HolyfieldとかЛомаченкоのバッティングは,故意でした。言葉を替えると「頭突き」っていっちゃってもいいかもしれません。もう,キリンのケンカみたいに,ぶつけに行ってましたもん。

それを,無能な解説者はノー・タッチですよ。見てないの? あんなに明らかに頭ぁぶつけてたら,触れて,もっと断罪すべきでしょうに。あ,Ломаченкоのはちょっと触れてましたけど,もっと厳しく指摘するのが解説者の役割でしょうに。まぁ,役割なんて,そもそも果たしてませんけど…。

考えてみれば,Rigondeauxの完敗は,もしかしたら頭突きがなくても変わらなかったかもしれませんし,「ちょっと」とはいえ頭突きに触れてましたから,600歩くらい譲って「よし」としましょう。

でも,Holyfield-Tyson第2戦の「あれ」は,もっと厳しく指摘すべきでした。もちろんTysonの行為は擁護されるべきではありませんけど,もうちょっと,Holyfieldの「反則だらけ」がとり上げられるべきだったと思います。

算数のテストに喩えるなら,電卓をもち込んじゃってるのにも関わらず,試験官が「何か,機械のボタン叩いてんぞ」くらいな感じ。「電卓」って存在をスルーしちゃってて,それを「試験官」っていえますか?
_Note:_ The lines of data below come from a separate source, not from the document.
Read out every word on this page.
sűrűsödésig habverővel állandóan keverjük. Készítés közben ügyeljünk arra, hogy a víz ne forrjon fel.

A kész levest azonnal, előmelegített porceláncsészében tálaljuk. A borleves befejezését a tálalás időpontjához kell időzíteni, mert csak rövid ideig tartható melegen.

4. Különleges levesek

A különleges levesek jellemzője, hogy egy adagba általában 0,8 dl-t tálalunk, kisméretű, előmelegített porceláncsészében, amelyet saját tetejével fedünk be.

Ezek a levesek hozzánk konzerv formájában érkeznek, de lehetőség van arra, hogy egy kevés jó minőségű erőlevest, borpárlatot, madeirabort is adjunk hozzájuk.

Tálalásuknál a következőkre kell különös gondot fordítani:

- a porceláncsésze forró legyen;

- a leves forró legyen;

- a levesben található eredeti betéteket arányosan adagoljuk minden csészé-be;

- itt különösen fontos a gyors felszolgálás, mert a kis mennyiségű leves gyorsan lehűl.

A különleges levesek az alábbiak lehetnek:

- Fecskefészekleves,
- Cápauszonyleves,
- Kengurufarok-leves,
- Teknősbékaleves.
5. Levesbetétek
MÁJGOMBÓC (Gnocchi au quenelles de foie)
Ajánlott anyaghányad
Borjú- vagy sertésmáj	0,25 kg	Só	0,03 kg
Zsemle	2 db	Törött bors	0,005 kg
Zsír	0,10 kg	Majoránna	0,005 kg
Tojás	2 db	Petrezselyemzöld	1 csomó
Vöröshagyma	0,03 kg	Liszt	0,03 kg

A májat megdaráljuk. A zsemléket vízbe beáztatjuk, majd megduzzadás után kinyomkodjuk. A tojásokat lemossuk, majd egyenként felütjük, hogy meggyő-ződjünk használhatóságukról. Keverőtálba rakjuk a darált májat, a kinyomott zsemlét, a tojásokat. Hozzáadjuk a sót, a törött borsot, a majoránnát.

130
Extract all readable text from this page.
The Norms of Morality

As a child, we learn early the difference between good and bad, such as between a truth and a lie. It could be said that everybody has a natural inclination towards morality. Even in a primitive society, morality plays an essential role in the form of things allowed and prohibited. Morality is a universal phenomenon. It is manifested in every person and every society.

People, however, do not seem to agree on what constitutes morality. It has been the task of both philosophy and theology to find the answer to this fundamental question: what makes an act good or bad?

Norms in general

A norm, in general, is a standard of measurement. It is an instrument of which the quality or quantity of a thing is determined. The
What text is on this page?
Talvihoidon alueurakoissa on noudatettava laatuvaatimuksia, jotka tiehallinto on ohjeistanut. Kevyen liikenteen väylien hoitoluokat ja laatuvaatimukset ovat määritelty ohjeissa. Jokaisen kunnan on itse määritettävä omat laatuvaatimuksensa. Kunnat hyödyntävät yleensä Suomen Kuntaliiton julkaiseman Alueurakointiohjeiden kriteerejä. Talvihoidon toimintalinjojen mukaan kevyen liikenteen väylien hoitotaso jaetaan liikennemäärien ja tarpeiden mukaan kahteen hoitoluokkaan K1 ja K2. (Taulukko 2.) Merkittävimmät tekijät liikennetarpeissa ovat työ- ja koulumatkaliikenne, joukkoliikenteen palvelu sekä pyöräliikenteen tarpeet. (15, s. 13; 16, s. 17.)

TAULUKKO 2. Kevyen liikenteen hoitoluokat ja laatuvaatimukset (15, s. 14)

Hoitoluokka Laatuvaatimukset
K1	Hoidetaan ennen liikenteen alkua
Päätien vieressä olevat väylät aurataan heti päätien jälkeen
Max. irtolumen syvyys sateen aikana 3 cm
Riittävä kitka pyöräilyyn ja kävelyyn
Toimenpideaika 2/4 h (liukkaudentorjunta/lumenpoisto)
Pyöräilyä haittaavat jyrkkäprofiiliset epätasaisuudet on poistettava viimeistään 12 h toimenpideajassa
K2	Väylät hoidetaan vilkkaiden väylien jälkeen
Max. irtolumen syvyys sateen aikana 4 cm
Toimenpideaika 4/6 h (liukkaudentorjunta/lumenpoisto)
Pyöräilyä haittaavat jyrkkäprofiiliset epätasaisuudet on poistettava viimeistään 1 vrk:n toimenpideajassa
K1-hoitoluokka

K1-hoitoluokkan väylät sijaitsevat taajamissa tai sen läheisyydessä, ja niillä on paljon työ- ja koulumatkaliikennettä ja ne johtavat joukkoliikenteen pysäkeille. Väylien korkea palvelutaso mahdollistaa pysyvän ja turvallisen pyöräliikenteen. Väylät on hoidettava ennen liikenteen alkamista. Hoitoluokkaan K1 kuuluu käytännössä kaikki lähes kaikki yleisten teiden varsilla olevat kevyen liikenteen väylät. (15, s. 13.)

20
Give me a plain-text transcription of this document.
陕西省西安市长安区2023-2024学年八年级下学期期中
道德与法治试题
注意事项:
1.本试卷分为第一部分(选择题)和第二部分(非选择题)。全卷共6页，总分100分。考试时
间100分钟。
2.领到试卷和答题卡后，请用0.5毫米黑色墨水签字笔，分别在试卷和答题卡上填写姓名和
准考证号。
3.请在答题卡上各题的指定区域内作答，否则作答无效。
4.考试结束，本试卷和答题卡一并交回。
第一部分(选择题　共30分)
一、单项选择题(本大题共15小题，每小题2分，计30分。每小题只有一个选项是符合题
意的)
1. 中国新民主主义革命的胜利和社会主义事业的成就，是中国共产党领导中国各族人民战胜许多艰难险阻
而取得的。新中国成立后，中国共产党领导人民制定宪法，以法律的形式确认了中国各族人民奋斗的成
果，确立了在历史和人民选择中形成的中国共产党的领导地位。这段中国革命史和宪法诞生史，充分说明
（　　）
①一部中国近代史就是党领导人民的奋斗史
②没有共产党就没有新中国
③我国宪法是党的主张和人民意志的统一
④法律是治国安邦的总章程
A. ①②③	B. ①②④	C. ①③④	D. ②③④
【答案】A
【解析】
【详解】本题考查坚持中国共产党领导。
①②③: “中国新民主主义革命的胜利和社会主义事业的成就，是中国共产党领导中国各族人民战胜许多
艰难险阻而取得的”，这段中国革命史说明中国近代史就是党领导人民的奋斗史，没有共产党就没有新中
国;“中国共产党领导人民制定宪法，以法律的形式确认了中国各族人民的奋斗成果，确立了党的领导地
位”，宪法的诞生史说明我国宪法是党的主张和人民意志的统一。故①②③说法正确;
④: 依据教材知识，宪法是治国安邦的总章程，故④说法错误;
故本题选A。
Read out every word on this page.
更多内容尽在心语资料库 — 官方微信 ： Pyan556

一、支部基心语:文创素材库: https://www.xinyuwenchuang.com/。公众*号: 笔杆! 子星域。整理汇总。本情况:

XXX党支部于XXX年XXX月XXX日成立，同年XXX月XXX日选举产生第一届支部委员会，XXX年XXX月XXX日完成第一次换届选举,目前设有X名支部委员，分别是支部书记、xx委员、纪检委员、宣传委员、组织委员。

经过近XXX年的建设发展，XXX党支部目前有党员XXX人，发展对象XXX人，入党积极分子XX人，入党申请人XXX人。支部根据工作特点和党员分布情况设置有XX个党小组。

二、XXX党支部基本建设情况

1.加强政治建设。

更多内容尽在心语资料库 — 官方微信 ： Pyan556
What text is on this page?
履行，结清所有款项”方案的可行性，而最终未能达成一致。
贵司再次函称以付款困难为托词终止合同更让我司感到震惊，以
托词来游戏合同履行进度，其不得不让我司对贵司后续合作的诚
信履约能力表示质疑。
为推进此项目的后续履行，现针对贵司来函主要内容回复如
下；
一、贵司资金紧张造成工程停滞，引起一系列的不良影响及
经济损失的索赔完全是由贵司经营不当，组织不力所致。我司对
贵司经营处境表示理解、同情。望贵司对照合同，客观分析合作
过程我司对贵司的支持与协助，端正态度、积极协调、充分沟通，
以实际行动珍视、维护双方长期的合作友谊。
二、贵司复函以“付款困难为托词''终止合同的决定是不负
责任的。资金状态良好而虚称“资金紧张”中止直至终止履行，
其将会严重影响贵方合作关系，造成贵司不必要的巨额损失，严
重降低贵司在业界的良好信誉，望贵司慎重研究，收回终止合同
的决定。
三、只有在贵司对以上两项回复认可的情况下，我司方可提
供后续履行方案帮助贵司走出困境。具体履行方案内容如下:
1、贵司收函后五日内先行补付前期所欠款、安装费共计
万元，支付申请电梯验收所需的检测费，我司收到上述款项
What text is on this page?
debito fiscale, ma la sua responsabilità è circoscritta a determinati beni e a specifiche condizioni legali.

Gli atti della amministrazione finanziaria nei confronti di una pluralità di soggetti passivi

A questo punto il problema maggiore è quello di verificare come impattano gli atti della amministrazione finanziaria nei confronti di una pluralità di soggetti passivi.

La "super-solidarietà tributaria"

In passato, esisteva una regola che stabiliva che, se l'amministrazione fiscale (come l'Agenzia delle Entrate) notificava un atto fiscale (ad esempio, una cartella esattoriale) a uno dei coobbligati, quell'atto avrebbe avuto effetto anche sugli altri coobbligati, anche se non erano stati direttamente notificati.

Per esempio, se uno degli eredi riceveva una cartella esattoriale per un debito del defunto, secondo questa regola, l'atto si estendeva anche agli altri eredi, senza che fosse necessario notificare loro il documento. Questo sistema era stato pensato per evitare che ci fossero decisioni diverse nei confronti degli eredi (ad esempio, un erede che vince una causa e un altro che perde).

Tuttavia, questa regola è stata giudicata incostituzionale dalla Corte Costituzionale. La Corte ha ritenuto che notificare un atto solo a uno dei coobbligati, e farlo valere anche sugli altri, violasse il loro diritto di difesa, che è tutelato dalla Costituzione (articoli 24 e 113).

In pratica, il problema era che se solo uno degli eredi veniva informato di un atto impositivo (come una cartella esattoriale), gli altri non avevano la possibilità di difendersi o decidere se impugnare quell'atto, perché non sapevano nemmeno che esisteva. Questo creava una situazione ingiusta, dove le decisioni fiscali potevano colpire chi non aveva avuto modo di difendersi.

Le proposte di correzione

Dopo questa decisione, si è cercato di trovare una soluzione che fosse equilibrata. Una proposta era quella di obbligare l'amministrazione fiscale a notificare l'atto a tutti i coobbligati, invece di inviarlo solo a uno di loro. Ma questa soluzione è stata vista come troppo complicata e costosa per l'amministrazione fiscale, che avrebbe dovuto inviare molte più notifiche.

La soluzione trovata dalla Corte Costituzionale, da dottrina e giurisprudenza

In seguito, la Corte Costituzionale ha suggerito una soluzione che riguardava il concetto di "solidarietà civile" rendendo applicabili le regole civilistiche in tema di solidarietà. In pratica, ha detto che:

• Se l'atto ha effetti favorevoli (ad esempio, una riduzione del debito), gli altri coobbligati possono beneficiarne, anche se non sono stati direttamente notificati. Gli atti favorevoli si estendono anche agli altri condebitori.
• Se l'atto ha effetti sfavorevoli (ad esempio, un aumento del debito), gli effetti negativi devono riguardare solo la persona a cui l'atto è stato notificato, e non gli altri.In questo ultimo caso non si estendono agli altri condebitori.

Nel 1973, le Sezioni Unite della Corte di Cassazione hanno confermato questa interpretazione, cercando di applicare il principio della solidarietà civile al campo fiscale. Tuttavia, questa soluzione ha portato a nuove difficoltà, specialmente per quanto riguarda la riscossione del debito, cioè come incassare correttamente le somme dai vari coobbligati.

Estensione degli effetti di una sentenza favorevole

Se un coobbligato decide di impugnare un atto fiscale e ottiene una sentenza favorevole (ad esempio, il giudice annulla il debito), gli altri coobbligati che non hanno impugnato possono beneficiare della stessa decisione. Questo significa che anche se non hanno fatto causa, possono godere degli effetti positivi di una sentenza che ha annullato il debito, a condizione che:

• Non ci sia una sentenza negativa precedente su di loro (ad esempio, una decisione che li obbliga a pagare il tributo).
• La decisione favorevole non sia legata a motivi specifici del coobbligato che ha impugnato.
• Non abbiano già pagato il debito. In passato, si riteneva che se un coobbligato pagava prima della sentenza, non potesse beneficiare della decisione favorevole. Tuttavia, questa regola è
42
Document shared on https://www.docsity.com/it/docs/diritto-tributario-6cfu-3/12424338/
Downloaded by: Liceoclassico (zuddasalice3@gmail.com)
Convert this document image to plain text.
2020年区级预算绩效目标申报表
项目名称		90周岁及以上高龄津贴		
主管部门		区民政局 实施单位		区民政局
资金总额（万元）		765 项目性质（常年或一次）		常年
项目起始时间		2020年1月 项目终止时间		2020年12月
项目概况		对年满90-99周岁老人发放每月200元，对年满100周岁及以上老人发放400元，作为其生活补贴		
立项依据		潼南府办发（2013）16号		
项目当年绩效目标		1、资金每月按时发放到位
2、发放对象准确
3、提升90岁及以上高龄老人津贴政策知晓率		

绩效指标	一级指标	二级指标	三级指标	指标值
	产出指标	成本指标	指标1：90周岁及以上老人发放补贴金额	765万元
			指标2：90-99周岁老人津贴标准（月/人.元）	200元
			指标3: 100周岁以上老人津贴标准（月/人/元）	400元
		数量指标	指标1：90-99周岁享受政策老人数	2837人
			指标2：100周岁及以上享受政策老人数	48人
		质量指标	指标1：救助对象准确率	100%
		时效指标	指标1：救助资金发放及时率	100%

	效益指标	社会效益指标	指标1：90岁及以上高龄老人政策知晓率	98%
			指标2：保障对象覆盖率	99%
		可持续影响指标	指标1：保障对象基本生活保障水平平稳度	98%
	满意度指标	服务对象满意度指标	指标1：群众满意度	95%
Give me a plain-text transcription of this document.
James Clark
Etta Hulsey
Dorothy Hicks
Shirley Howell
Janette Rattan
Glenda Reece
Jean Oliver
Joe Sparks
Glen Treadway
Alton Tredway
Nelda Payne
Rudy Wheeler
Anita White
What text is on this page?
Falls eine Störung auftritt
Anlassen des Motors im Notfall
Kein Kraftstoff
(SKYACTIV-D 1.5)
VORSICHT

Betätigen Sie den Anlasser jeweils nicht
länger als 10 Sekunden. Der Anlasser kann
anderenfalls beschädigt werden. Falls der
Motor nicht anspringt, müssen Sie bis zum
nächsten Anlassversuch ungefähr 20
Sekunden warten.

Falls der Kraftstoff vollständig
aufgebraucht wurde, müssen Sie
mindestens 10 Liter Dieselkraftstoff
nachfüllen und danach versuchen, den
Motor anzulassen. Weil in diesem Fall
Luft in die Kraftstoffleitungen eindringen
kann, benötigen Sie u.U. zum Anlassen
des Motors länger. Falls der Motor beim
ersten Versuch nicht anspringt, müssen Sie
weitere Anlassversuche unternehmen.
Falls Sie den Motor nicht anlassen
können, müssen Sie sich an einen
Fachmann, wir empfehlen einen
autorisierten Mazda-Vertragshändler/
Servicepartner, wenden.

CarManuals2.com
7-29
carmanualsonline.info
まぁ,今となってはTysonも「反則ばっかりだったぜ」なんて,いわないとは思いますけどね。でも,あれだけ反則されたら,Tysonじゃなくてもキレますよ。それほどに反則だらけでしたから。

あれだけの「反則だらけ」を触れなかったことに疑問を抱いてたところで,Ломаченко-Rigondeaux戦の「故意のバッティング」再発。で,疑問が解けたわけです。「コイツら,気づいてないんじゃない?」と。

「触れなかった」んじゃなくて,そもそも「気づいてなかった」ようです。つまり,頭ぁ悪すぎるんです。解説者っていう立場なのに,目は「素人以下」のようです。あ,「以下」じゃなくて「未満」ですね。園児レベル。

あれで解説者が務まっちゃってるんですからねぇ…。そして,少なからず,それが信用されちゃってるんですからねぇ…。